Levels to watch: gold, silver and crude

Gold has found support off a rising trendline, but oil continues to flounder this morning.

Oil pipes
Source: Bloomberg

Gold eyes close above $1220

The rising daily trend from the November lows has provided excellent support, coinciding with the $1200 level. A close above $1220 and the 100-day moving average, coupled with a breakout from the daily relative strength index’s descending trendline could signal the beginning of a new leg higher for gold, with an initial target of $1230 and then the 200-DMA.

A drop back will find support at $1200, with a drop through the November trendline targeting the area around $1180.

Silver holding above $16.50

Silver looks less appealing for the bulls, stuck below the 50- and 100-DMAs with the RSI still trending lower. For the moment the price is holding above $16.50, but a break lower targets first yesterday’s low at $16.30 and then on to the December/January lows around $15.50.

Any bounce higher will need to recover the rising trendline from the December lows that was broken earlier this week, and then move above the descending trend from the $18.50 peak seen in late January.

Brent’s rally waning

Brent crude finds itself at something of a crunch point. The 20-DMA is poised to cross above the 50-DMA for the first time since June, a bullish sign. However, the RSI has dropped through its 11 February low, while other momentum indicators point to the rally fading fast and a possible pullback in the offing.

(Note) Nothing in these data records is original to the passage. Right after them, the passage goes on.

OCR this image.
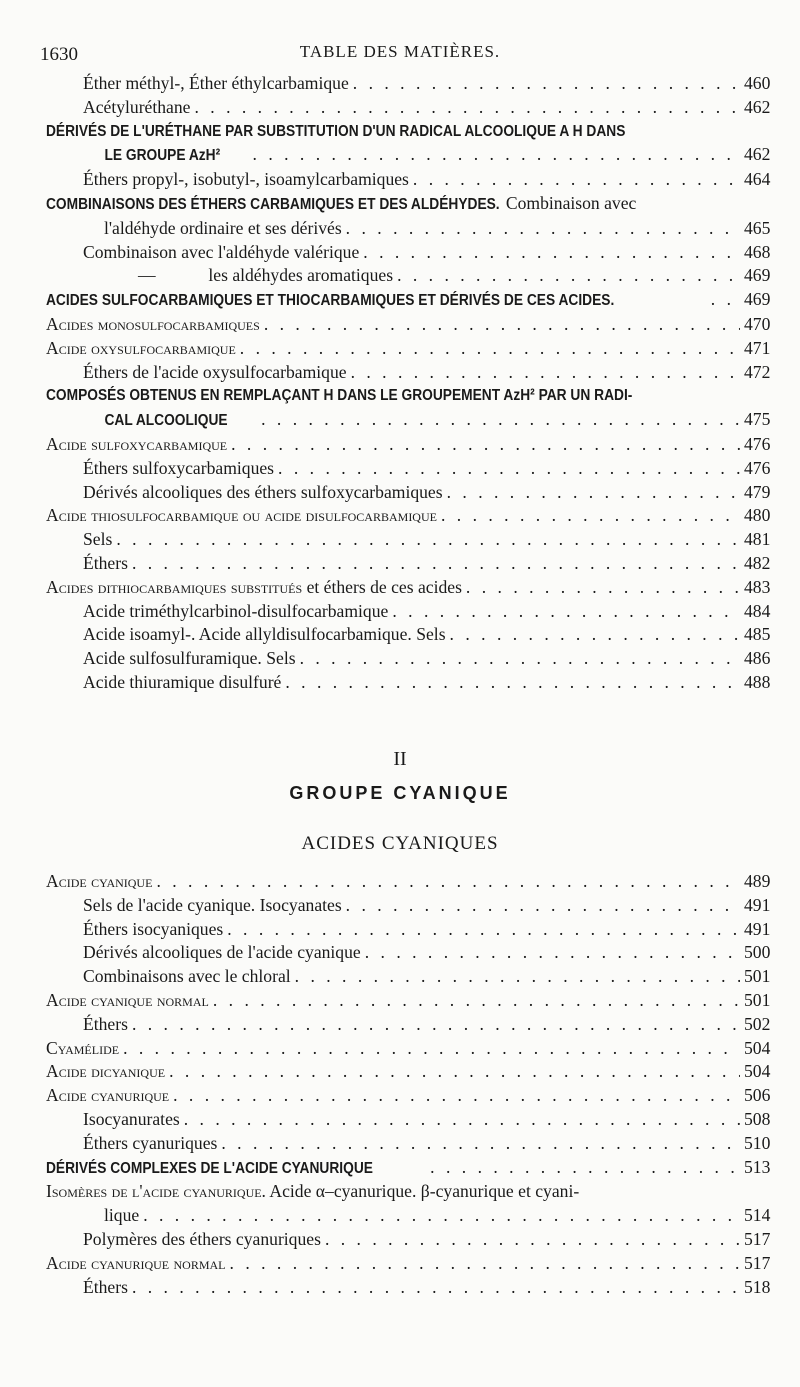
1630	TABLE DES MATIÈRES.
Éther méthyl-, Éther éthylcarbamique . . .	460
Acétyluréthane . . .	462
DÉRIVÉS DE L'URÉTHANE PAR SUBSTITUTION D'UN RADICAL ALCOOLIQUE A H DANS
LE GROUPE AzH² . . .	462
Éthers propyl-, isobutyl-, isoamylcarbamiques . . .	464
COMBINAISONS DES ÉTHERS CARBAMIQUES ET DES ALDÉHYDES. Combinaison avec
l'aldéhyde ordinaire et ses dérivés . . .	465
Combinaison avec l'aldéhyde valérique . . .	468
—            les aldéhydes aromatiques . . .	469
ACIDES SULFOCARBAMIQUES ET THIOCARBAMIQUES ET DÉRIVÉS DE CES ACIDES. . . .	469
Acides monosulfocarbamiques . . .	470
Acide oxysulfocarbamique . . .	471
Éthers de l'acide oxysulfocarbamique . . .	472
COMPOSÉS OBTENUS EN REMPLAÇANT H DANS LE GROUPEMENT AzH² PAR UN RADI-
CAL ALCOOLIQUE . . .	475
Acide sulfoxycarbamique . . .	476
Éthers sulfoxycarbamiques . . .	476
Dérivés alcooliques des éthers sulfoxycarbamiques . . .	479
Acide thiosulfocarbamique ou acide disulfocarbamique . . .	480
Sels . . .	481
Éthers . . .	482
Acides dithiocarbamiques substitués et éthers de ces acides . . .	483
Acide triméthylcarbinol-disulfocarbamique . . .	484
Acide isoamyl-. Acide allyldisulfocarbamique. Sels . . .	485
Acide sulfosulfuramique. Sels . . .	486
Acide thiuramique disulfuré . . .	488
II
GROUPE CYANIQUE
ACIDES CYANIQUES
Acide cyanique . . .	489
Sels de l'acide cyanique. Isocyanates . . .	491
Éthers isocyaniques . . .	491
Dérivés alcooliques de l'acide cyanique . . .	500
Combinaisons avec le chloral . . .	501
Acide cyanique normal . . .	501
Éthers . . .	502
Cyamélide . . .	504
Acide dicyanique . . .	504
Acide cyanurique . . .	506
Isocyanurates . . .	508
Éthers cyanuriques . . .	510
DÉRIVÉS COMPLEXES DE L'ACIDE CYANURIQUE . . .	513
Isomères de l'acide cyanurique. Acide α–cyanurique. β-cyanurique et cyani-
lique . . .	514
Polymères des éthers cyanuriques . . .	517
Acide cyanurique normal . . .	517
Éthers . . .	518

The hourly trendline has been broken, marking a departure from the February uptrend, and although the hourly RSI is now oversold and thus hints at a bounce in the short term back towards $60, the rally in crude appears to have run its course. A firm bounce would need to clear the $63 area, the major resistance level from 17 February.

WTI supported by 20-DMA

US light crude has tested its rising uptrend from the January lows, but has moved back above it for the time being. A continuation of this bounce would target $52 and then the $54 level that halted progress throughout the month so far.

A dip lower targets $48 and then $46.80, although for the time being the 20-DMA has done well to act as support for the current move higher.